For the first time, the most systemically important U.S. banks have reported data showing compliance with the liquidity coverage ratio, or LCR, a regulation that some bankers have called the most constraining post-crisis rule.
By Aug. 29, seven of the eight U.S. banks that have been classified as global systemically important banks reported LCR results. Among the filings, State Street Corp. reported the lowest ratio at 109%, meaning the bank had a stash of high-quality liquid assets that equaled 109% of its expected net cash outflows over a 30-day stress scenario. Goldman Sachs Group Inc. reported the highest ratio at 128%. Bank of New York Mellon Corp. has not yet reported.

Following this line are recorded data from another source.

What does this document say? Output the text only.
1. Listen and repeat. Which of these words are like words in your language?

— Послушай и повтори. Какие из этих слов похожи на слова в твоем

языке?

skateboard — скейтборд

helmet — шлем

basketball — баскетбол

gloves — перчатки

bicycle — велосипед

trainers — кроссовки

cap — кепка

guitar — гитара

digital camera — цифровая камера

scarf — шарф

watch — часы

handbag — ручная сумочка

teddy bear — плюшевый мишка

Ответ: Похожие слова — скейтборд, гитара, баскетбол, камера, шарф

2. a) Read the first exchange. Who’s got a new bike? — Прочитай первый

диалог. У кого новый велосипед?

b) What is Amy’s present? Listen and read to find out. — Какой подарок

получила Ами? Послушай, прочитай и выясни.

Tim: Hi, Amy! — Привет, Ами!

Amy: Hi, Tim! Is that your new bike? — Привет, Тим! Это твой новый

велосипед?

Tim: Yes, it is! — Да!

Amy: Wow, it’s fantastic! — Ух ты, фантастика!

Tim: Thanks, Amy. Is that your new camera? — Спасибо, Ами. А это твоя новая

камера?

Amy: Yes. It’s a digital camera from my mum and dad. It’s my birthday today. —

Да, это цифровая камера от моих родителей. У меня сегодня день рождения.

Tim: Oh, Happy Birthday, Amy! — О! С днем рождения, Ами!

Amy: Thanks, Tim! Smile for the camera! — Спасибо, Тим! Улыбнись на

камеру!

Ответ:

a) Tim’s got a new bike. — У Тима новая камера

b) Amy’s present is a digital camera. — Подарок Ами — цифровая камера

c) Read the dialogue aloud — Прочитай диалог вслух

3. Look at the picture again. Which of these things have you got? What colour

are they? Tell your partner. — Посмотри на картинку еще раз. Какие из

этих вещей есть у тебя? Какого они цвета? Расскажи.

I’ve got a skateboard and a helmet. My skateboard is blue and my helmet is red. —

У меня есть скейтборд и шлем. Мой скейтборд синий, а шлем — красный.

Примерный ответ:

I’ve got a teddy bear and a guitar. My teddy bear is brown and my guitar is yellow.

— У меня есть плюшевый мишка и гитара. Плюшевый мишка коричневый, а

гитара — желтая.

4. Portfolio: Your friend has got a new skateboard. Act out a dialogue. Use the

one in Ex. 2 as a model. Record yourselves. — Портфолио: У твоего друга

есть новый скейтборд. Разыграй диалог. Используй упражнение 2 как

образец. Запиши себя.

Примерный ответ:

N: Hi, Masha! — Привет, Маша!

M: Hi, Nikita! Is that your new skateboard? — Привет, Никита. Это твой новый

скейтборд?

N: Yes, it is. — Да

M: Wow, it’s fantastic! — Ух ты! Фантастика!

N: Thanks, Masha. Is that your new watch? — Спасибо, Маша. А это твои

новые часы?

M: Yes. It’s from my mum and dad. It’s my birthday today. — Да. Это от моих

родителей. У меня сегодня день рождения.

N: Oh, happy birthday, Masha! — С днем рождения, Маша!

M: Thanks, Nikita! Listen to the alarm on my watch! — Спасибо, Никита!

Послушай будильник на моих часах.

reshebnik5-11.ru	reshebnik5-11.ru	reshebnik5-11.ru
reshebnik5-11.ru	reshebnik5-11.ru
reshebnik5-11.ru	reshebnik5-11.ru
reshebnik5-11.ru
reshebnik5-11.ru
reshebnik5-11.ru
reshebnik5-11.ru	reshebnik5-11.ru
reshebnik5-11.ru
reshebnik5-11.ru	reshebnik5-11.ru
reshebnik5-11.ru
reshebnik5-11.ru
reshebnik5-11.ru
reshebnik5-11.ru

The six non-trust banks — Goldman Sachs, Bank of America Corp., Citigroup Inc., JPMorgan Chase & Co., Morgan Stanley and Wells Fargo & Co. — all reported ratios between 115% and 128%, well above the regulatory minimum of 100%. In an Aug. 29 note, Steven Chubak, an analyst for Nomura Instinet, wrote that the high ratios suggested another regulation, such as resolution planning, was forcing banks to hold more liquidity than would be required by LCR alone.
Chubak also noted that the banks held relatively low levels of "Level 2 assets," a classification of high-quality liquid assets. Level 2 assets tend to be more volatile than Level 1 assets but are still considered generally stable and liquid. Level 2 assets cannot constitute more than 40% of a bank's total high-quality liquid assets, and Chubak noted that the six non-trust G-SIBs reported a Level 2 asset concentration of just 14%, suggesting they will have ability to buy mortgage-backed securities that the Federal Reserve plans to sell in the coming months. JPMorgan in particular stood out as being able to take advantage of the higher-yielding securities as Level 2 assets accounted for just 3.7% of its high-quality liquid assets, giving the bank room to purchase up to $230.87 billion of mortgage securities, according to Chubak's analysis.